Standpunkt - Präs. Walter Dorner
Fit, fitter, gedopt
Wir leben in einer Leistungsgesellschaft. Leistung ist die Devise des 21. Jahrhunderts. Wohin man auch blickt: Immer wird eine Topleistung verlangt – das beginnt schon bei den Kindern in der Schule, setzt sich fort im Studium und im Beruf und selbst in der Freizeit beim Sport. Es wird immer das absolute Maximum verlangt. Geflissentlich wird dabei darauf vergessen, dass wir keine Maschinen, sondern Menschen sind - und demzufolge die Leistungsfähigkeit nicht grenzenlos gesteigert werden kann.
Der Wunsch des Menschen nach (künstlicher) Leistungssteigerung ist so alt wie die Menschheit selbst: höher, weiter, stärker war das Urprinzip, das den Menschen in der Steinzeit das Überleben gesichert hat. In der modernen Leistungsgesellschaft wurde sie zum Maßstab aller Dinge gemacht, um in den sportlichen Olymp von Ruhm, Anerkennung und Ehre zu gelangen.
So sehr der medizinische Fortschritt in vielen Bereichen absolut zu begrüßen ist, so zeichnet sich hier eine doch sehr negative Entwicklung ab. Was lege artis angewandt für viele kranke Menschen im wahrsten Sinn des Wortes überlebensnotwendig ist, wird im Bereich des Doping völlig pervertiert – ich denke hier nun an die Vorfälle, die im Zusammenhang mit Blutzentrifugen ans Tageslicht gekommen sind.
Die Wissenschafter entwickeln immer ausgefeiltere Methoden des Dopings – und die Analytiker haben Mühe, die Substanzen, die dabei verwendet werden, und auch die Methoden nachzuweisen. Oftmals wird es den Dopingfahndern unmöglich gemacht, zu sagen, ob tatsächlich gedopt wurde, weil die Analytik und der Nachweis den Neuentwicklungen hinterherhinken. Die Grenzen zwischen dem Nutzen, der durch den Einsatz von neuen Methoden und Substanzen entsteht und den Gefahren, wenn sie missbräuchlich angewendet werden, verlaufen hier fließend.
Für mich, der ich jahrelang als Sportarzt viele Spitzensportler und auch Mannschaften betreut habe, steht es außer Zweifel, dass wir Ärztinnen und Ärzte vehement und in aller Öffentlichkeit gegen Doping auftreten. Jedem Arzt, der sich aktiv daran beteiligt - sei es im Spitzensport oder im Hobbysportbereich - muss klar sein, dass Doping verboten ist und hier rechtliche Konsequenzen drohen. Sollte im Zuge der aktuellen Diskussionen und Untersuchungen zu Tage treten, dass Ärzte hier Mitwisser oder sogar Mittäter waren, werden wir von Seiten der Österreichischen Ärztekammer keine Sekunde zögern, die erforderlichen Disziplinarmaßnahmen einzuleiten.
Doping kann auch massive gesundheitliche Schäden nach sich ziehen.
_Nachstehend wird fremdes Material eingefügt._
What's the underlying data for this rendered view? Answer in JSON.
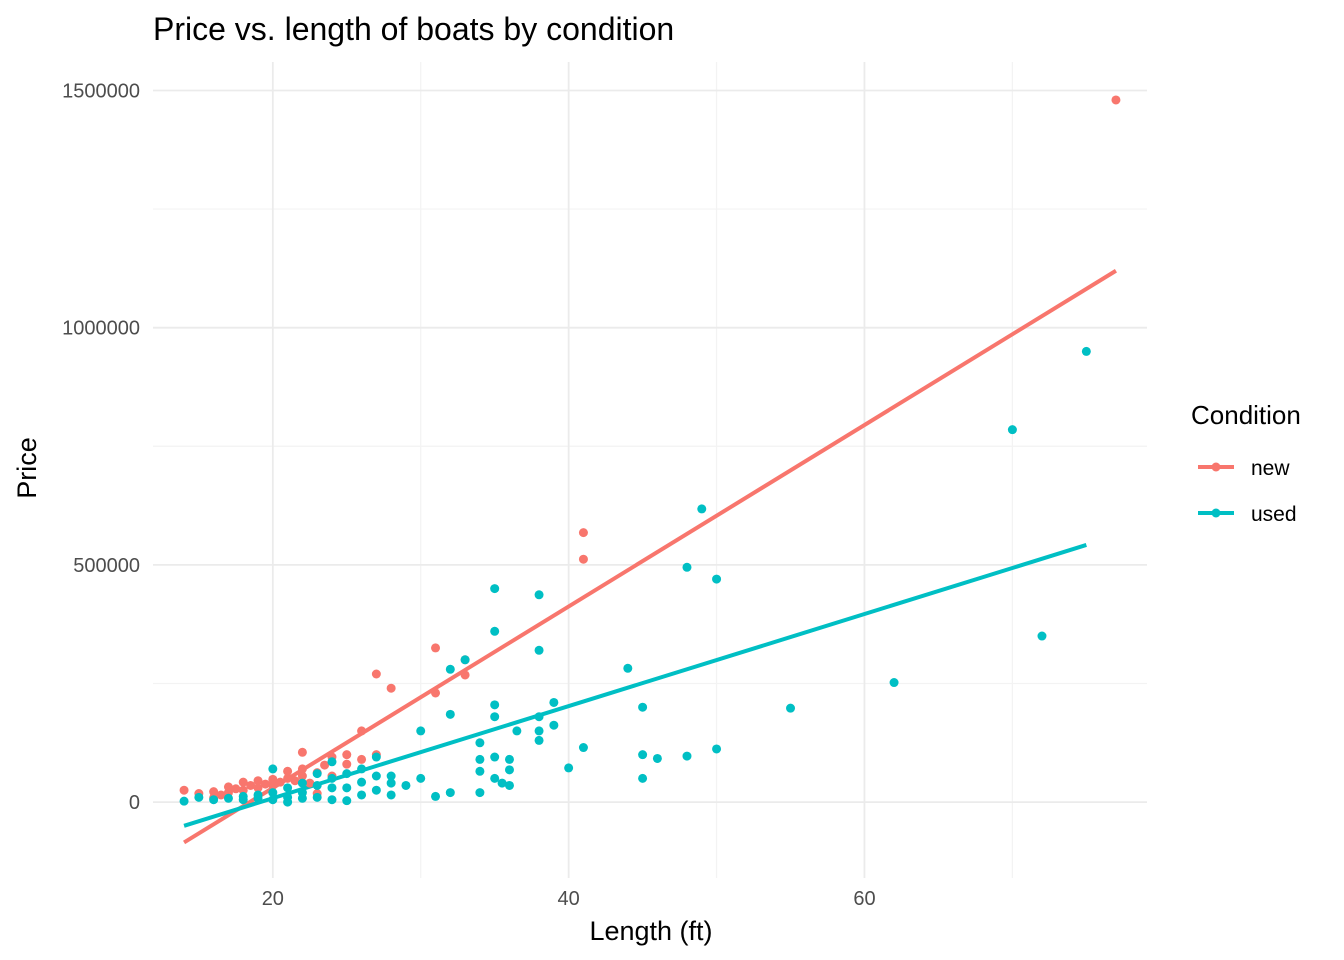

Sportler nehmen das aus - wie ich meine - sehr kurzsichtigen Gründen oftmals in Kauf, um rasch Erfolge vorweisen und entsprechend Geld verdienen zu können. Denn wenn der Körper nicht mehr mitmacht und sich die Schäden des jahrelangen Missbrauchs von leistungssteigernden Substanzen welcher Art auch immer bemerkbar machen, ist es mit der Karriere und dem damit verbundenen Geldsegen rasch vorbei.
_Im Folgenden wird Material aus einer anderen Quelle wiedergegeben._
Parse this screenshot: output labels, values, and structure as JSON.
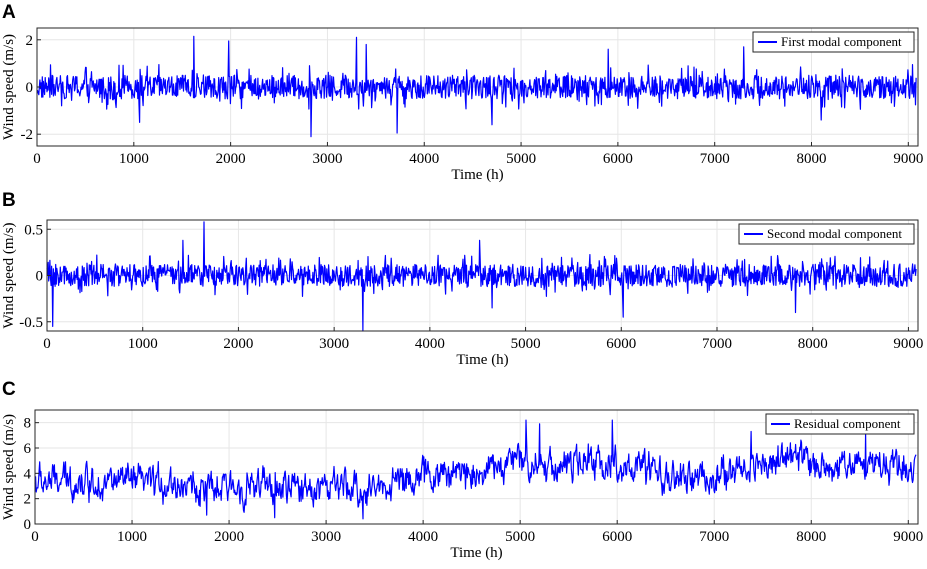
{
  "chart_data": [
    {
      "type": "line",
      "panel_label": "A",
      "xlabel": "Time (h)",
      "ylabel": "Wind speed (m/s)",
      "xlim": [
        0,
        9100
      ],
      "ylim": [
        -2.5,
        2.5
      ],
      "x_ticks": [
        "0",
        "1000",
        "2000",
        "3000",
        "4000",
        "5000",
        "6000",
        "7000",
        "8000",
        "9000"
      ],
      "y_ticks": [
        "-2",
        "0",
        "2"
      ],
      "y_tick_values": [
        -2,
        0,
        2
      ],
      "grid": true,
      "legend_position": "top-right",
      "series": [
        {
          "name": "First modal component",
          "color": "#0000ff",
          "style": "high-frequency oscillation around 0",
          "x_range": [
            0,
            9080
          ],
          "typical_amplitude": 0.5,
          "peaks": [
            [
              1620,
              2.15
            ],
            [
              1980,
              1.95
            ],
            [
              2830,
              -2.1
            ],
            [
              3300,
              2.1
            ],
            [
              3720,
              -1.95
            ],
            [
              3400,
              1.8
            ],
            [
              1060,
              -1.5
            ],
            [
              4700,
              -1.6
            ],
            [
              5900,
              1.6
            ],
            [
              7300,
              1.7
            ],
            [
              8100,
              -1.4
            ]
          ]
        }
      ]
    },
    {
      "type": "line",
      "panel_label": "B",
      "xlabel": "Time (h)",
      "ylabel": "Wind speed (m/s)",
      "xlim": [
        0,
        9100
      ],
      "ylim": [
        -0.6,
        0.6
      ],
      "x_ticks": [
        "0",
        "1000",
        "2000",
        "3000",
        "4000",
        "5000",
        "6000",
        "7000",
        "8000",
        "9000"
      ],
      "y_ticks": [
        "-0.5",
        "0",
        "0.5"
      ],
      "y_tick_values": [
        -0.5,
        0,
        0.5
      ],
      "grid": true,
      "legend_position": "top-right",
      "series": [
        {
          "name": "Second modal component",
          "color": "#0000ff",
          "style": "high-frequency oscillation around 0",
          "x_range": [
            0,
            9080
          ],
          "typical_amplitude": 0.12,
          "peaks": [
            [
              1640,
              0.58
            ],
            [
              3300,
              0.55
            ],
            [
              3300,
              -0.6
            ],
            [
              60,
              -0.55
            ],
            [
              4650,
              -0.35
            ],
            [
              6020,
              -0.45
            ],
            [
              4520,
              0.38
            ],
            [
              1420,
              0.38
            ],
            [
              7820,
              -0.4
            ]
          ]
        }
      ]
    },
    {
      "type": "line",
      "panel_label": "C",
      "xlabel": "Time (h)",
      "ylabel": "Wind speed (m/s)",
      "xlim": [
        0,
        9100
      ],
      "ylim": [
        0,
        9
      ],
      "x_ticks": [
        "0",
        "1000",
        "2000",
        "3000",
        "4000",
        "5000",
        "6000",
        "7000",
        "8000",
        "9000"
      ],
      "y_ticks": [
        "0",
        "2",
        "4",
        "6",
        "8"
      ],
      "y_tick_values": [
        0,
        2,
        4,
        6,
        8
      ],
      "grid": true,
      "legend_position": "top-right",
      "series": [
        {
          "name": "Residual component",
          "color": "#0000ff",
          "style": "noisy slowly varying wind speed",
          "x_range": [
            0,
            9080
          ],
          "trend": [
            [
              0,
              3.3
            ],
            [
              500,
              3.4
            ],
            [
              1000,
              3.3
            ],
            [
              1500,
              3.2
            ],
            [
              1800,
              2.6
            ],
            [
              2200,
              3.0
            ],
            [
              2600,
              2.8
            ],
            [
              3000,
              3.0
            ],
            [
              3400,
              2.6
            ],
            [
              3800,
              3.6
            ],
            [
              4200,
              3.9
            ],
            [
              4600,
              4.2
            ],
            [
              5000,
              5.0
            ],
            [
              5400,
              4.6
            ],
            [
              5800,
              4.9
            ],
            [
              6200,
              4.4
            ],
            [
              6600,
              3.5
            ],
            [
              7000,
              3.7
            ],
            [
              7400,
              4.6
            ],
            [
              7800,
              5.3
            ],
            [
              8200,
              4.5
            ],
            [
              8600,
              4.9
            ],
            [
              9000,
              4.6
            ]
          ],
          "typical_amplitude": 1.2,
          "peaks": [
            [
              5060,
              8.2
            ],
            [
              5950,
              8.2
            ],
            [
              5200,
              7.9
            ],
            [
              8560,
              7.2
            ],
            [
              7380,
              7.3
            ],
            [
              3380,
              0.4
            ],
            [
              1770,
              0.7
            ],
            [
              2470,
              0.5
            ]
          ]
        }
      ]
    }
  ]
}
Die Griechen haben schon einst Kräuter, getrocknete Feigen und Champignons gegessen, um ihrem Körper Höchstleistungen abzuringen. Schon um 1900 hat man herausgefunden, dass anabole androgene Steroide sowohl Männern als auch Frauen zusätzliche Kräfte verleihen. Die Möglichkeiten des 20. Jahrhunderts hingegen nehmen sich wie ein Hightech-Zauberkasten aus: Anabolika-Doping - die klassische Form des Dopings wird beispielsweise im Doping-Kontroll-Labor in Seibersdorf in der Hälfte aller Proben gefunden, weiters EPO – es wirkt schon in niedriger Dosierung leistungssteigernd, Fremdblut-Doping – damit hat man in den 1980er und 1990er Jahren riesige Umsätze gemacht; dazu kommt noch Eigenblut-Doping und in China soll es bereits Versuche mit Gen-Doping geben.
Doping ist kein Kavaliersdelikt. Jeder Sportler, aber auch jeder Arzt, sollte sich daher gründlich überlegen, ob es sich auszahlt, den natürlichen Grenzen des Körpers mit Hilfe der Errungenschaften der modernen Medizin ein Schnippchen zu schlagen – denn: Irgendwann kommt alles ans Tageslicht.